Forcella tira, Simonelli para, palla a Buonocore, da Buonocore a Liotti. È l’unico ad avere ancora la forza di scattare. Corri, Mario, corri! È solo davanti alla porta avversaria, si alza … tira … gool! Palla al centro … due secondi … uno … È finitaa!
Il Posillipo è in serie A!
Vincere è bello.
In Formula Uno i vincitori fanno il bagno nello champagne … Io lo feci negli sputi. Ve l’ho detto che tenevamo la capa fresca, no? Io la mia passeggiata trionfale me l’ero andata a fare, con il braccio levato e la mano chiusa a pugno, sotto gli spalti nemici. Tie’, un’altra volta, Civitave’!

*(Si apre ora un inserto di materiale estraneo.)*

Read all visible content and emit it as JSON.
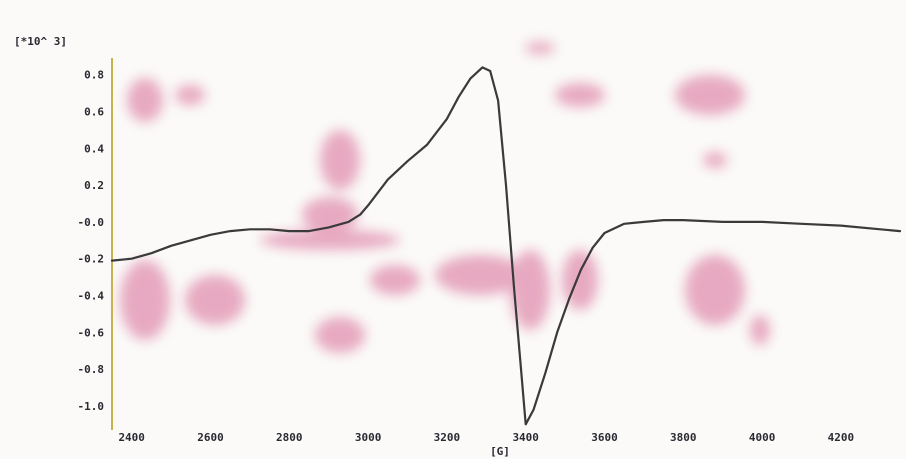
{
  "chart_data": {
    "type": "line",
    "title": "",
    "xlabel": "[G]",
    "ylabel": "[*10^ 3]",
    "xlim": [
      2350,
      4350
    ],
    "ylim": [
      -1.12,
      0.88
    ],
    "x_ticks": [
      2400,
      2600,
      2800,
      3000,
      3200,
      3400,
      3600,
      3800,
      4000,
      4200
    ],
    "y_ticks": [
      0.8,
      0.6,
      0.4,
      0.2,
      0.0,
      -0.2,
      -0.4,
      -0.6,
      -0.8,
      -1.0
    ],
    "x_tick_labels": [
      "2400",
      "2600",
      "2800",
      "3000",
      "3200",
      "3400",
      "3600",
      "3800",
      "4000",
      "4200"
    ],
    "y_tick_labels": [
      "0.8",
      "0.6",
      "0.4",
      "0.2",
      "-0.0",
      "-0.2",
      "-0.4",
      "-0.6",
      "-0.8",
      "-1.0"
    ],
    "grid": false,
    "line_color": "#3a3a3a",
    "background_noise_color": "#c2185b",
    "series": [
      {
        "x": [
          2350,
          2400,
          2450,
          2500,
          2550,
          2600,
          2650,
          2700,
          2750,
          2800,
          2850,
          2900,
          2950,
          2980,
          3000,
          3050,
          3100,
          3150,
          3200,
          3230,
          3260,
          3290,
          3310,
          3330,
          3350,
          3370,
          3390,
          3400,
          3420,
          3450,
          3480,
          3510,
          3540,
          3570,
          3600,
          3650,
          3700,
          3750,
          3800,
          3900,
          4000,
          4100,
          4200,
          4300,
          4350
        ],
        "y": [
          -0.21,
          -0.2,
          -0.17,
          -0.13,
          -0.1,
          -0.07,
          -0.05,
          -0.04,
          -0.04,
          -0.05,
          -0.05,
          -0.03,
          0.0,
          0.04,
          0.09,
          0.23,
          0.33,
          0.42,
          0.56,
          0.68,
          0.78,
          0.84,
          0.82,
          0.66,
          0.2,
          -0.35,
          -0.85,
          -1.1,
          -1.02,
          -0.82,
          -0.6,
          -0.42,
          -0.26,
          -0.14,
          -0.06,
          -0.01,
          0.0,
          0.01,
          0.01,
          0.0,
          0.0,
          -0.01,
          -0.02,
          -0.04,
          -0.05
        ]
      }
    ]
  }
}
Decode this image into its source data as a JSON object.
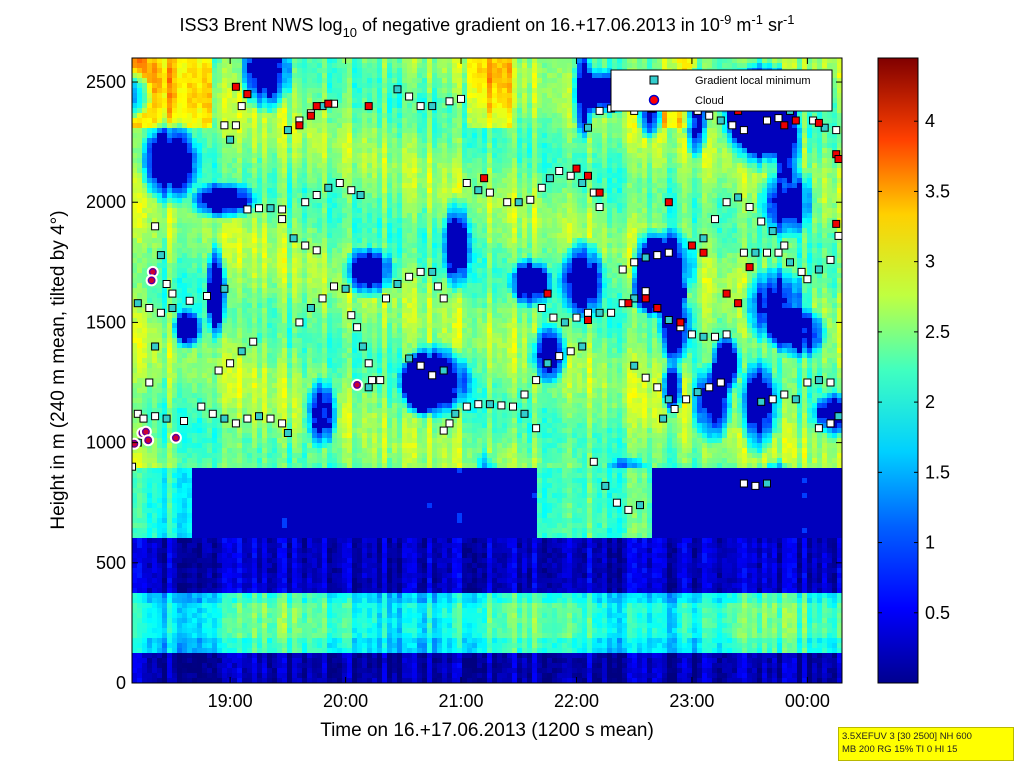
{
  "chart_data": {
    "type": "heatmap",
    "title": {
      "pre": "ISS3 Brent NWS log",
      "sub": "10",
      "mid": " of negative gradient on 16.+17.06.2013 in 10",
      "sup1": "-9",
      "mid2": " m",
      "sup2": "-1",
      "mid3": " sr",
      "sup3": "-1"
    },
    "xlabel": "Time on 16.+17.06.2013 (1200 s mean)",
    "ylabel": "Height in m (240 m mean, tilted by 4°)",
    "x_ticks": [
      "19:00",
      "20:00",
      "21:00",
      "22:00",
      "23:00",
      "00:00"
    ],
    "x_range_hours": [
      18.0,
      24.15
    ],
    "x_tick_hours": [
      18.85,
      19.85,
      20.85,
      21.85,
      22.85,
      23.85
    ],
    "ylim": [
      0,
      2600
    ],
    "y_ticks": [
      0,
      500,
      1000,
      1500,
      2000,
      2500
    ],
    "colorbar": {
      "min": 0,
      "max": 4.45,
      "ticks": [
        0.5,
        1,
        1.5,
        2,
        2.5,
        3,
        3.5,
        4
      ],
      "tick_labels": [
        "0.5",
        "1",
        "1.5",
        "2",
        "2.5",
        "3",
        "3.5",
        "4"
      ],
      "colormap": "jet"
    },
    "legend": {
      "placement": "top-right",
      "entries": [
        {
          "label": "Gradient local minimum",
          "marker": "square",
          "color": "#33cccc"
        },
        {
          "label": "Cloud",
          "marker": "circle",
          "color": "#ff0000",
          "edge": "#0000cc"
        }
      ]
    },
    "clouds": [
      {
        "t": 18.02,
        "h": 995
      },
      {
        "t": 18.09,
        "h": 1040
      },
      {
        "t": 18.12,
        "h": 1045
      },
      {
        "t": 18.14,
        "h": 1010
      },
      {
        "t": 18.18,
        "h": 1710
      },
      {
        "t": 18.17,
        "h": 1675
      },
      {
        "t": 18.38,
        "h": 1020
      },
      {
        "t": 19.95,
        "h": 1240
      }
    ],
    "minima_tracks": [
      [
        [
          18.05,
          1580
        ],
        [
          18.15,
          1560
        ],
        [
          18.25,
          1540
        ],
        [
          18.35,
          1560
        ],
        [
          18.5,
          1590
        ],
        [
          18.65,
          1610
        ],
        [
          18.8,
          1640
        ]
      ],
      [
        [
          18.05,
          1120
        ],
        [
          18.2,
          1110
        ],
        [
          18.3,
          1100
        ],
        [
          18.45,
          1090
        ]
      ],
      [
        [
          18.0,
          900
        ],
        [
          18.05,
          1000
        ],
        [
          18.1,
          1100
        ],
        [
          18.15,
          1250
        ],
        [
          18.2,
          1400
        ]
      ],
      [
        [
          18.6,
          1150
        ],
        [
          18.7,
          1120
        ],
        [
          18.8,
          1100
        ],
        [
          18.9,
          1080
        ],
        [
          19.0,
          1100
        ],
        [
          19.1,
          1110
        ],
        [
          19.2,
          1100
        ],
        [
          19.3,
          1080
        ],
        [
          19.35,
          1040
        ]
      ],
      [
        [
          18.75,
          1300
        ],
        [
          18.85,
          1330
        ],
        [
          18.95,
          1380
        ],
        [
          19.05,
          1420
        ]
      ],
      [
        [
          18.8,
          2320
        ],
        [
          18.85,
          2260
        ],
        [
          18.9,
          2320
        ],
        [
          18.95,
          2400
        ],
        [
          19.0,
          2450
        ]
      ],
      [
        [
          19.0,
          1970
        ],
        [
          19.1,
          1975
        ],
        [
          19.2,
          1975
        ],
        [
          19.3,
          1970
        ]
      ],
      [
        [
          19.3,
          1930
        ],
        [
          19.4,
          1850
        ],
        [
          19.5,
          1820
        ],
        [
          19.6,
          1800
        ]
      ],
      [
        [
          19.35,
          2300
        ],
        [
          19.45,
          2340
        ],
        [
          19.55,
          2370
        ],
        [
          19.65,
          2400
        ],
        [
          19.75,
          2410
        ]
      ],
      [
        [
          19.45,
          1500
        ],
        [
          19.55,
          1560
        ],
        [
          19.65,
          1600
        ],
        [
          19.75,
          1650
        ],
        [
          19.85,
          1640
        ]
      ],
      [
        [
          19.5,
          2000
        ],
        [
          19.6,
          2030
        ],
        [
          19.7,
          2060
        ],
        [
          19.8,
          2080
        ],
        [
          19.9,
          2050
        ],
        [
          19.98,
          2030
        ]
      ],
      [
        [
          19.9,
          1530
        ],
        [
          19.95,
          1480
        ],
        [
          20.0,
          1400
        ],
        [
          20.05,
          1330
        ],
        [
          20.08,
          1260
        ]
      ],
      [
        [
          20.05,
          1230
        ],
        [
          20.15,
          1260
        ]
      ],
      [
        [
          20.2,
          1600
        ],
        [
          20.3,
          1660
        ],
        [
          20.4,
          1690
        ],
        [
          20.5,
          1710
        ],
        [
          20.6,
          1710
        ],
        [
          20.65,
          1650
        ],
        [
          20.7,
          1600
        ]
      ],
      [
        [
          20.3,
          2470
        ],
        [
          20.4,
          2440
        ],
        [
          20.5,
          2400
        ],
        [
          20.6,
          2400
        ],
        [
          20.75,
          2420
        ],
        [
          20.85,
          2430
        ]
      ],
      [
        [
          20.4,
          1350
        ],
        [
          20.5,
          1320
        ],
        [
          20.6,
          1280
        ],
        [
          20.7,
          1300
        ]
      ],
      [
        [
          20.7,
          1050
        ],
        [
          20.75,
          1080
        ],
        [
          20.8,
          1120
        ],
        [
          20.9,
          1150
        ],
        [
          21.0,
          1160
        ],
        [
          21.1,
          1160
        ],
        [
          21.2,
          1155
        ],
        [
          21.3,
          1150
        ],
        [
          21.4,
          1120
        ],
        [
          21.5,
          1060
        ]
      ],
      [
        [
          20.9,
          2080
        ],
        [
          21.0,
          2050
        ],
        [
          21.1,
          2040
        ]
      ],
      [
        [
          21.25,
          2000
        ],
        [
          21.35,
          2000
        ],
        [
          21.45,
          2010
        ],
        [
          21.55,
          2060
        ],
        [
          21.62,
          2100
        ]
      ],
      [
        [
          21.4,
          1200
        ],
        [
          21.5,
          1260
        ],
        [
          21.6,
          1330
        ],
        [
          21.7,
          1360
        ],
        [
          21.8,
          1380
        ],
        [
          21.9,
          1400
        ]
      ],
      [
        [
          21.55,
          1560
        ],
        [
          21.65,
          1520
        ],
        [
          21.75,
          1500
        ],
        [
          21.85,
          1520
        ],
        [
          21.95,
          1540
        ],
        [
          22.05,
          1540
        ],
        [
          22.15,
          1540
        ],
        [
          22.25,
          1580
        ],
        [
          22.35,
          1600
        ]
      ],
      [
        [
          21.7,
          2130
        ],
        [
          21.8,
          2110
        ],
        [
          21.9,
          2080
        ],
        [
          22.0,
          2040
        ],
        [
          22.05,
          1980
        ]
      ],
      [
        [
          21.95,
          2310
        ],
        [
          22.05,
          2380
        ],
        [
          22.15,
          2390
        ],
        [
          22.25,
          2400
        ],
        [
          22.35,
          2380
        ]
      ],
      [
        [
          22.0,
          920
        ],
        [
          22.1,
          820
        ],
        [
          22.2,
          750
        ],
        [
          22.3,
          720
        ],
        [
          22.4,
          740
        ]
      ],
      [
        [
          22.25,
          1720
        ],
        [
          22.35,
          1750
        ],
        [
          22.45,
          1770
        ],
        [
          22.55,
          1780
        ],
        [
          22.65,
          1790
        ]
      ],
      [
        [
          22.35,
          1320
        ],
        [
          22.45,
          1270
        ],
        [
          22.55,
          1230
        ],
        [
          22.65,
          1180
        ]
      ],
      [
        [
          22.45,
          1630
        ],
        [
          22.55,
          1560
        ],
        [
          22.65,
          1510
        ],
        [
          22.75,
          1480
        ],
        [
          22.85,
          1450
        ],
        [
          22.95,
          1440
        ],
        [
          23.05,
          1440
        ],
        [
          23.15,
          1450
        ]
      ],
      [
        [
          22.6,
          1100
        ],
        [
          22.7,
          1140
        ],
        [
          22.8,
          1180
        ],
        [
          22.9,
          1210
        ],
        [
          23.0,
          1230
        ],
        [
          23.1,
          1250
        ]
      ],
      [
        [
          22.8,
          2400
        ],
        [
          22.9,
          2380
        ],
        [
          23.0,
          2360
        ],
        [
          23.1,
          2340
        ],
        [
          23.2,
          2320
        ],
        [
          23.3,
          2300
        ]
      ],
      [
        [
          22.95,
          1850
        ],
        [
          23.05,
          1930
        ],
        [
          23.15,
          2000
        ],
        [
          23.25,
          2020
        ],
        [
          23.35,
          1980
        ],
        [
          23.45,
          1920
        ],
        [
          23.55,
          1880
        ],
        [
          23.65,
          1820
        ]
      ],
      [
        [
          23.3,
          1790
        ],
        [
          23.4,
          1790
        ],
        [
          23.5,
          1790
        ],
        [
          23.6,
          1790
        ],
        [
          23.7,
          1750
        ],
        [
          23.8,
          1710
        ],
        [
          23.85,
          1680
        ],
        [
          23.95,
          1720
        ],
        [
          24.05,
          1760
        ],
        [
          24.12,
          1860
        ]
      ],
      [
        [
          23.45,
          1170
        ],
        [
          23.55,
          1180
        ],
        [
          23.65,
          1200
        ],
        [
          23.75,
          1180
        ]
      ],
      [
        [
          23.3,
          830
        ],
        [
          23.4,
          820
        ],
        [
          23.5,
          830
        ]
      ],
      [
        [
          23.95,
          1060
        ],
        [
          24.05,
          1080
        ],
        [
          24.12,
          1110
        ]
      ],
      [
        [
          23.5,
          2340
        ],
        [
          23.6,
          2350
        ],
        [
          23.7,
          2380
        ],
        [
          23.8,
          2400
        ],
        [
          23.9,
          2340
        ],
        [
          24.0,
          2310
        ],
        [
          24.1,
          2300
        ]
      ],
      [
        [
          23.85,
          1250
        ],
        [
          23.95,
          1260
        ],
        [
          24.05,
          1250
        ]
      ],
      [
        [
          18.2,
          1900
        ],
        [
          18.25,
          1780
        ],
        [
          18.3,
          1660
        ],
        [
          18.35,
          1620
        ]
      ]
    ],
    "red_minima": [
      [
        19.45,
        2320
      ],
      [
        19.55,
        2360
      ],
      [
        19.6,
        2400
      ],
      [
        19.7,
        2410
      ],
      [
        20.05,
        2400
      ],
      [
        21.85,
        2140
      ],
      [
        21.95,
        2110
      ],
      [
        22.05,
        2040
      ],
      [
        22.3,
        1580
      ],
      [
        22.45,
        1600
      ],
      [
        22.55,
        1560
      ],
      [
        22.75,
        1500
      ],
      [
        22.85,
        1820
      ],
      [
        22.95,
        1790
      ],
      [
        23.15,
        1620
      ],
      [
        23.25,
        1580
      ],
      [
        23.05,
        2420
      ],
      [
        23.25,
        2380
      ],
      [
        23.65,
        2320
      ],
      [
        23.75,
        2340
      ],
      [
        24.1,
        2200
      ],
      [
        24.12,
        2180
      ],
      [
        24.1,
        1910
      ],
      [
        21.6,
        1620
      ],
      [
        21.95,
        1510
      ],
      [
        22.65,
        2000
      ],
      [
        23.35,
        1730
      ],
      [
        18.9,
        2480
      ],
      [
        19.0,
        2450
      ],
      [
        23.95,
        2330
      ],
      [
        22.5,
        2390
      ],
      [
        21.05,
        2100
      ]
    ]
  },
  "info_box": {
    "line1": "3.5XEFUV 3 [30 2500] NH 600",
    "line2": "MB 200 RG 15% TI 0 HI 15"
  }
}
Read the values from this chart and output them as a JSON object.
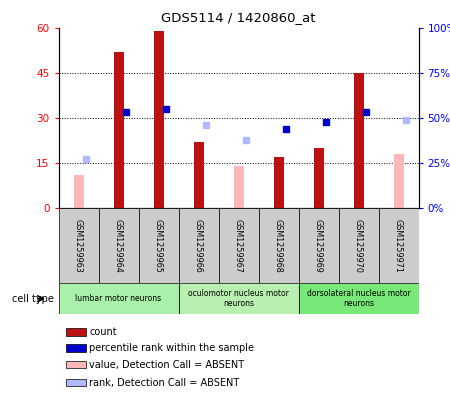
{
  "title": "GDS5114 / 1420860_at",
  "samples": [
    "GSM1259963",
    "GSM1259964",
    "GSM1259965",
    "GSM1259966",
    "GSM1259967",
    "GSM1259968",
    "GSM1259969",
    "GSM1259970",
    "GSM1259971"
  ],
  "count": [
    0,
    52,
    59,
    22,
    0,
    17,
    20,
    45,
    0
  ],
  "count_absent": [
    11,
    0,
    0,
    0,
    14,
    0,
    0,
    0,
    18
  ],
  "rank_pct": [
    0,
    53,
    55,
    0,
    0,
    44,
    48,
    53,
    0
  ],
  "rank_absent_pct": [
    27,
    0,
    0,
    46,
    38,
    0,
    0,
    0,
    49
  ],
  "ylim_left": [
    0,
    60
  ],
  "yticks_left": [
    0,
    15,
    30,
    45,
    60
  ],
  "cell_types": [
    {
      "label": "lumbar motor neurons",
      "start": 0,
      "end": 3,
      "color": "#aaf0aa"
    },
    {
      "label": "oculomotor nucleus motor\nneurons",
      "start": 3,
      "end": 6,
      "color": "#b8f0b0"
    },
    {
      "label": "dorsolateral nucleus motor\nneurons",
      "start": 6,
      "end": 9,
      "color": "#78e878"
    }
  ],
  "bar_color_present": "#bb1111",
  "bar_color_absent": "#ffb8b8",
  "rank_color_present": "#0000cc",
  "rank_color_absent": "#b0b8ff",
  "bg_color": "#cccccc",
  "bar_width": 0.25,
  "legend_items": [
    {
      "color": "#bb1111",
      "label": "count"
    },
    {
      "color": "#0000cc",
      "label": "percentile rank within the sample"
    },
    {
      "color": "#ffb8b8",
      "label": "value, Detection Call = ABSENT"
    },
    {
      "color": "#b0b8ff",
      "label": "rank, Detection Call = ABSENT"
    }
  ]
}
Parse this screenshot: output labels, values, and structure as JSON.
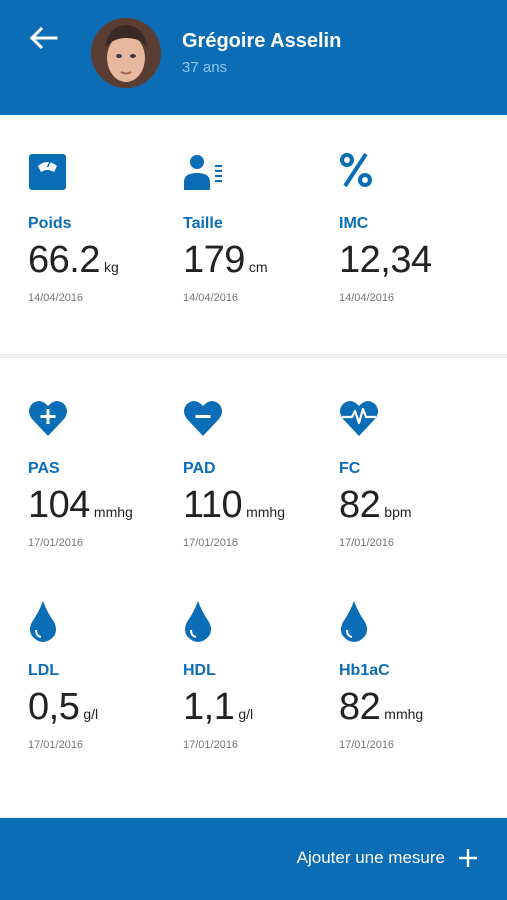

Festeggiammo in una trattoria dei Castelli Romani con lo spumante e il vino dei Castelli. Che altro se no. Jobo ne bevve dalla coppa appena conquistata una bottiglia intera senza mai staccare le labbra, tra i nostri incitamenti ammirati. La strada del ritorno divenne interminabile. Il pullman, infatti, era obbligato ogni tanto ad una sosta: il vino si chiamava, a buona ragione, “pisciarello”.
Come ogni volta, fui scaricato a Piazza Trieste e Trento, che poi sarebbe Trento e Trieste, per risalire, da solo e in piena notte, fin su a Cariati, subito sotto il Corso Vittorio Emanuele. Stanco ma felice, come si dice nei temi dei bambini. Soltanto il giorno dopo avrei appreso con stupore dai giornali che ero corso subito a comprare – ben centocinquanta lire tra Mattino, Roma e Corriere dello Sport - che, al rientro a Napoli, eravamo stati accolti da tutto un circolo in festa. Il circolo in festa? Alle tre di notte? Cose da giornalisti. Da giornalisti di una volta naturalmente, per carità.